Kalın, Doğu Akdeniz’de Mısır, İsrail, Güney Kıbrıs ve Yunanistan gibi başka ülkelerin dörtlü bir araya gelip Türkiye’yi tamamen dışarıda bırakarak, kendi aralarında birtakım toplantılar, anlaşmalar yaptıklarında, projeler geliştirdiklerinde bunlara kimsenin tepki vermediğini anlattı.
“East-Med” diye Türkiye’yi bypass eden bir boru hattından bahsedildiğine değinen Kalın, “Ekonomik, finansal olarak son derece irrasyonel, pahalı, uygulaması neredeyse imkansız olan bir projeyi sadece Türkiye’yi dışarıda bırakmak için bir müddettir değerlendiriyorlar ama bunun ekonomik olarak fizibıl olmadığını gördükleri için de bir türlü adım da atamıyorlar. Bütün bu süreç yaklaşık bir yıldır devam ediyor.” dedi.
“Türkiye’nin yaptığı anlaşmanın meşruiyetini sorgulamak da kimsenin haddine değil”

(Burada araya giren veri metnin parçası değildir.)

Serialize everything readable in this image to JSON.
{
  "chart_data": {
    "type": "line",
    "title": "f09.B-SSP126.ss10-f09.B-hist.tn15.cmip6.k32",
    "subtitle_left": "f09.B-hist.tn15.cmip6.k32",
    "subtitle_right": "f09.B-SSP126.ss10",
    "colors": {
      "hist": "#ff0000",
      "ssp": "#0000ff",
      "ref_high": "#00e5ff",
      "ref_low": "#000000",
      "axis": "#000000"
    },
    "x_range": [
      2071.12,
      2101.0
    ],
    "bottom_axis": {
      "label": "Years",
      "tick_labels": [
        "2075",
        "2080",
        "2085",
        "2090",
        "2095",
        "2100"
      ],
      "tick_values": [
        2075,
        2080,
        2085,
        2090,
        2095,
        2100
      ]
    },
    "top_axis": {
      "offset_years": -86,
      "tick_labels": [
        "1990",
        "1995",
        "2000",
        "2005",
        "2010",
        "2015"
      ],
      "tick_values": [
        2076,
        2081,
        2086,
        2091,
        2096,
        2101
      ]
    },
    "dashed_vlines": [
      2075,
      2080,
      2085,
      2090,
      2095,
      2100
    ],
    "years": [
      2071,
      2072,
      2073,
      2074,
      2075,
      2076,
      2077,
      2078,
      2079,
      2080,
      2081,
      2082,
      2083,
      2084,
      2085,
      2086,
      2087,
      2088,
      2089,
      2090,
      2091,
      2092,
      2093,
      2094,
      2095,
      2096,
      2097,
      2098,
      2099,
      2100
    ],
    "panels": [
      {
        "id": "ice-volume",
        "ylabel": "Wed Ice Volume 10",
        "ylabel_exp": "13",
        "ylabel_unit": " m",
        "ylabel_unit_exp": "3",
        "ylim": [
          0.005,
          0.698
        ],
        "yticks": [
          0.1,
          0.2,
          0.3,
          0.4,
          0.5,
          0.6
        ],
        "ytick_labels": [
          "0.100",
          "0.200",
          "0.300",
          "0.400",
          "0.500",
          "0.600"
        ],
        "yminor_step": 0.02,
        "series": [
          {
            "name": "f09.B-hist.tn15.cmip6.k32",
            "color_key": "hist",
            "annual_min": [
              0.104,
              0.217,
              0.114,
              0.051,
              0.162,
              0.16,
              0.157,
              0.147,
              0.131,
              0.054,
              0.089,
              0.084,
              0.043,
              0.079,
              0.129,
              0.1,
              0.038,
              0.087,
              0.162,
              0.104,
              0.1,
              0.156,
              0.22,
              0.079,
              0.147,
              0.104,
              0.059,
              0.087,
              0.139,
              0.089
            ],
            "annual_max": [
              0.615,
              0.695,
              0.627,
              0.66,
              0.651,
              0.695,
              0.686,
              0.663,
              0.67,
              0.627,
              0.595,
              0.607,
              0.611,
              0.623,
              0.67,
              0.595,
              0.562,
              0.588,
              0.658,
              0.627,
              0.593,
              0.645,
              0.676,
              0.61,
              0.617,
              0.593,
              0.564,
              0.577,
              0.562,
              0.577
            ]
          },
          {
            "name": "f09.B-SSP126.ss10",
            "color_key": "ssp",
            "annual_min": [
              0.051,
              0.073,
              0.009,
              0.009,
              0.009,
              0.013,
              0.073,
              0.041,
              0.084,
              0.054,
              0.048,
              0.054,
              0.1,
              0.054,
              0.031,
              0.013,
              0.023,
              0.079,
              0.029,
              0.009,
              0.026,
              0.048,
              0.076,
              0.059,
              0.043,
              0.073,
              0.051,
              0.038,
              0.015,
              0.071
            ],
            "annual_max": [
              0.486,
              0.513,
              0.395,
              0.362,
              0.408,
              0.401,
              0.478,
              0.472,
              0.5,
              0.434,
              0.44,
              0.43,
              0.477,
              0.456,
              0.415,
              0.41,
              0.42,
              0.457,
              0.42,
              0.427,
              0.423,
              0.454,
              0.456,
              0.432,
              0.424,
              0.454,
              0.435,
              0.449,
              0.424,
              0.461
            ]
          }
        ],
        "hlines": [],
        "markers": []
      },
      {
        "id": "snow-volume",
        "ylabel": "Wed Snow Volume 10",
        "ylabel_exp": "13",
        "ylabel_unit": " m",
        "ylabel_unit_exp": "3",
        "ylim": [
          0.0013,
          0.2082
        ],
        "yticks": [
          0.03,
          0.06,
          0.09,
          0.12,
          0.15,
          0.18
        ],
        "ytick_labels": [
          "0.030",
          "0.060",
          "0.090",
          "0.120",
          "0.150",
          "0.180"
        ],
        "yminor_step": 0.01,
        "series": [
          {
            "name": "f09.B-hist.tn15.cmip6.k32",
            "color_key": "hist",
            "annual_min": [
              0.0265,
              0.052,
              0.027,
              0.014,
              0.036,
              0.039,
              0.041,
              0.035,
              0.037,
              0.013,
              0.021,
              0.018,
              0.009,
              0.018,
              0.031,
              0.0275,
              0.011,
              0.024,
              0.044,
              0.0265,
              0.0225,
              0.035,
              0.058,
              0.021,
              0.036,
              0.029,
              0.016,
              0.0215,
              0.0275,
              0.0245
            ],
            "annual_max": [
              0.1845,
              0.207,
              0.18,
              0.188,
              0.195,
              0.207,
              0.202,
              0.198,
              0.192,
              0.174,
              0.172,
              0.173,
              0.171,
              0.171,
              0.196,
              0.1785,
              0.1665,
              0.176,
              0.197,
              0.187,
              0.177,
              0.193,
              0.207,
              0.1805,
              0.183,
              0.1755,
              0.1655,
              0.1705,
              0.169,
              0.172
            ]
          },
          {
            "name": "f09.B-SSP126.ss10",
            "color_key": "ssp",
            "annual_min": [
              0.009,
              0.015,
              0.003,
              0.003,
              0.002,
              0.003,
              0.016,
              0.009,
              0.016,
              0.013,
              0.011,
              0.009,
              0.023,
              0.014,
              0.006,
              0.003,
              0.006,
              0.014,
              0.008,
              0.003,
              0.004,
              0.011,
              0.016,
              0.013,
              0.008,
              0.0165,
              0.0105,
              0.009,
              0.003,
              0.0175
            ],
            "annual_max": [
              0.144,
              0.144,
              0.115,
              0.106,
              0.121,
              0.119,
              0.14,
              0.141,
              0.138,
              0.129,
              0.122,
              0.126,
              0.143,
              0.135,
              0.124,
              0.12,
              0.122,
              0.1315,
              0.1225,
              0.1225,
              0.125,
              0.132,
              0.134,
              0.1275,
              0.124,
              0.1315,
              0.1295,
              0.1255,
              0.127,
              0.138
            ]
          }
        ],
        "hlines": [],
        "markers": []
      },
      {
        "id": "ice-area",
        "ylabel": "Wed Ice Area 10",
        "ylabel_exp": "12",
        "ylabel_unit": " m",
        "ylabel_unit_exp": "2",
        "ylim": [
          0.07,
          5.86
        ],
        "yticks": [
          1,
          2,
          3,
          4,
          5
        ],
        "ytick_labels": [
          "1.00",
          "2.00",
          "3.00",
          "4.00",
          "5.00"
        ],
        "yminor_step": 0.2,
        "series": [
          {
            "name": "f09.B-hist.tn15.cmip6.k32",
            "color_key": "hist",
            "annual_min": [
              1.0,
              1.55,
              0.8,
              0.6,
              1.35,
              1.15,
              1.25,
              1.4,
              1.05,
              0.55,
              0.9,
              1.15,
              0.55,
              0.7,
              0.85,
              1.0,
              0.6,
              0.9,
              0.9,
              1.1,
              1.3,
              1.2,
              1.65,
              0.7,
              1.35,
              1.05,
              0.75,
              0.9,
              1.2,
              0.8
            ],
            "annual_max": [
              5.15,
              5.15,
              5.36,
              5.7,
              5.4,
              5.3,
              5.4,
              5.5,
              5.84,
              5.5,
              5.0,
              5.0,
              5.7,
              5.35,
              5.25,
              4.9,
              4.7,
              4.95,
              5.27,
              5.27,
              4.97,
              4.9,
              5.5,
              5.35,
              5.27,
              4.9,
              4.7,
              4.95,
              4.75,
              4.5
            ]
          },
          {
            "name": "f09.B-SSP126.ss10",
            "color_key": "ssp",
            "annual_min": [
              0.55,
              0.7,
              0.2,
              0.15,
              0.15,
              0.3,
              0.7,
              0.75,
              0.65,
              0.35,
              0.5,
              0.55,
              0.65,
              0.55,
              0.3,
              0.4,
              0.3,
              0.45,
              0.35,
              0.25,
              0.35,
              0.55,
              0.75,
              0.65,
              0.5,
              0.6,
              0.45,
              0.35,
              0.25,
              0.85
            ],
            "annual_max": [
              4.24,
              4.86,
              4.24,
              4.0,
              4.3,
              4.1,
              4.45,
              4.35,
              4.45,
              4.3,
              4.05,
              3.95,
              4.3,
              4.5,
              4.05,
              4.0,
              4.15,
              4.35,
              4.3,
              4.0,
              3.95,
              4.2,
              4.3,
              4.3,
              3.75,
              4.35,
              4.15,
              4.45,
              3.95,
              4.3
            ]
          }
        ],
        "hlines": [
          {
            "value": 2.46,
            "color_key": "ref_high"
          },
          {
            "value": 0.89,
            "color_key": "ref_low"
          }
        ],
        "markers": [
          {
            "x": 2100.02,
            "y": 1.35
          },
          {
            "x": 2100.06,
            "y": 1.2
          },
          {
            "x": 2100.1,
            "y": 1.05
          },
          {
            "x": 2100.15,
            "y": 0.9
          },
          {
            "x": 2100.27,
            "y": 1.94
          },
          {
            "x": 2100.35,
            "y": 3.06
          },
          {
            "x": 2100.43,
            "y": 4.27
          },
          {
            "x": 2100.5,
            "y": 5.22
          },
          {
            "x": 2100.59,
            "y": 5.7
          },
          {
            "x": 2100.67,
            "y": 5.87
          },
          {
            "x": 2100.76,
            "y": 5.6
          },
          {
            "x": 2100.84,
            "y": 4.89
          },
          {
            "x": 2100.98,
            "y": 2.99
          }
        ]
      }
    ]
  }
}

Kalın, bunlar yaşanırken, Türkiye’nin Libya ile anlaşma yaptığı anda “Türkiye’nin uluslararası hukuka aykırı hareket ettiği”ne dair birtakım iddiaların dile getirildiğine işaret ederek, sözlerini şöyle sürdürdü:
“Doğu Akdeniz’de Türkiye’yi hesaba katmayan hiçbir planın hayata geçmesi mümkün değildir. Aslında bu bizim Libya’yla geçtiğimiz 10 yılda yaptığımız birçok anlaşmanın mütemmim cüzlerinden birisidir. Devlette süreklilik esastır. Kaddafi döneminde de yapılmış anlaşmalar vardı. Şimdi bu hükümetle de yapılan iki anlaşma var. Bu hükümetin başka ülkelerle yaptığı, İtalya, Fransa ile yaptığı başka anlaşmalar da var. Kimse onların meşruiyetini sorgulamazken, Türkiye’nin yaptığı anlaşmanın meşruiyetini sorgulamak da kimsenin haddine değil. Ama genel bir prensip olarak Doğu Akdeniz’de Türkiye’yi dışarıda bırakarak orada bir barış, huzur ve istikrar ortamının tesis edilemeyeceğini de herkesin bilmesi gerekiyor.”